As a disclaimer, this tool is designed to be used in tandem with your current testing strategy. dgtest provides a high level of accuracy but ultimately is a static analysis tool and relies on adherence to Pythonic conventions (namely imports as discussed in the Google Python Style Guide). If you use this tool, ensure you still run the full suite every so often.

Note that dgtest only works with codebases that use pytest as a testing framework; due to the way the tool parses pytest fixtures and tests, usage with nose or unittest will not work as intended.


Table of Contents


Installation

To get started, install the CLI tool using:

# Option 1: Local install
git clone git@github.com:superconductive/dgtest.git
pip install -e .

# Option 2: Git install
pip install -e git+https://github.com/superconductive/dgtest/#egg=dgtest

dgtest uses the following dependencies under the hood:


Usage

dgtest has a minimal API by design:

Commands:
  list  Print list of determined test files
  run   Run determined test files with pytest

list outputs the result of dgtest's underlying algorithm while run actually runs them with pytest.

The following options are shared between both commands:

-t, --tests   The relative path to your test directory (if applicable)
-d, --depth   The desired maximum depth of the graph traversal algorithm (default: 3)
-i, --ignore  A list of path prefixes that should be ignored
-f, --filter  Isolates results to only include those with the given path prefix
-b, --branch  The specific branch to `git diff` against - can be local or remote
-c, --config  Where to read config options from (default: dgtest.ini if it exists)

Additionally, note that run accepts any pytest flags (including extensions) that you may have set in your project:

# Spark and Postgres flags are specific to the Great Expectations project
dgtest run great_expectations -t tests -b "origin/develop" --no-spark --no-postgresql

# Coverage is a pytest extension
dgtest run great_expectations -t tests --cov=great_expectations

Config

In the case you use the same options over and over again, you can set a dgtest.ini file to save your configuration. If the option is a list, please use a comma-delimited string.

[options]
tests = tests
depth = 2
ignore = foo, bar
filter = baz
branch = origin/develop

This changes the following command:

dgtest list great_expectations -t tests -d 2 -i foo -i bar -f baz -b "origin/develop"

to this:

dgtest list great_expectations

Any values passed into a command-line invocation will take priority over the config file's variables.

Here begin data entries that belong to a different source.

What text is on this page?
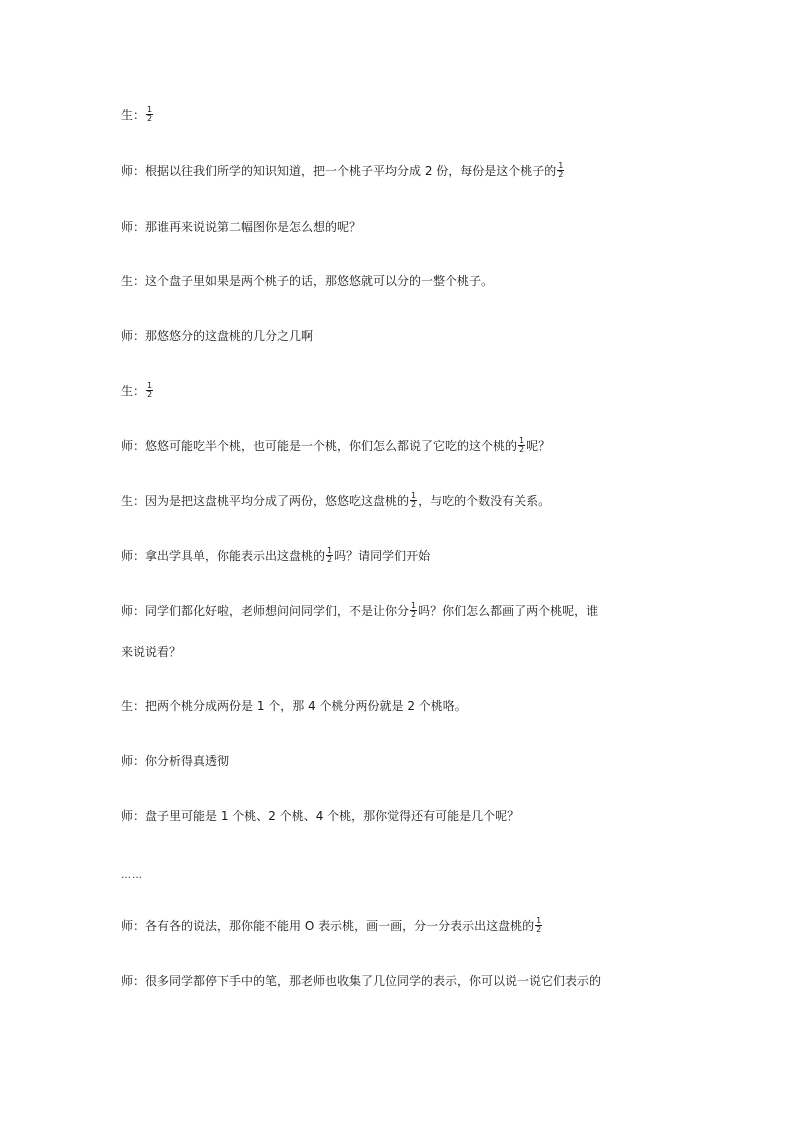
生： $\frac{1}{2}$
师：根据以往我们所学的知识知道，把一个桃子平均分成 2 份，每份是这个桃子的 $\frac{1}{2}$
师：那谁再来说说第二幅图你是怎么想的呢？
生：这个盘子里如果是两个桃子的话，那悠悠就可以分的一整个桃子。
师：那悠悠分的这盘桃的几分之几啊
生： $\frac{1}{2}$
师：悠悠可能吃半个桃，也可能是一个桃，你们怎么都说了它吃的这个桃的 $\frac{1}{2}$ 呢？
生：因为是把这盘桃平均分成了两份，悠悠吃这盘桃的 $\frac{1}{2}$ ，与吃的个数没有关系。
师：拿出学具单，你能表示出这盘桃的 $\frac{1}{2}$ 吗？请同学们开始
师：同学们都化好啦，老师想问问同学们，不是让你分 $\frac{1}{2}$ 吗？你们怎么都画了两个桃呢，谁
来说说看？
生：把两个桃分成两份是 1 个，那 4 个桃分两份就是 2 个桃咯。
师：你分析得真透彻
师：盘子里可能是 1 个桃、2 个桃、4 个桃，那你觉得还有可能是几个呢？
……
师：各有各的说法，那你能不能用 O 表示桃，画一画，分一分表示出这盘桃的 $\frac{1}{2}$
师：很多同学都停下手中的笔，那老师也收集了几位同学的表示，你可以说一说它们表示的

If you'd like to set up dgtest as part of your PyCharm workflow:

  1. Navigate to Run -> Edit Configurations within your menu bar
  2. Click the + icon and add a new Python configuration
  3. Copy the following config options and click Apply and Ok:

PyCharm Config Note that dgtest options (-t and -b) are not strictly necessary if they are configured in a dgtest.ini file.


How It Works

This section is only relevant if you'd like to learn more about the underlying algorithm used.

1. Determine relevant files using Git

In order to determine the inputs for this algorithm, dgtest makes use of GitPython to communicate with the current project's git repo.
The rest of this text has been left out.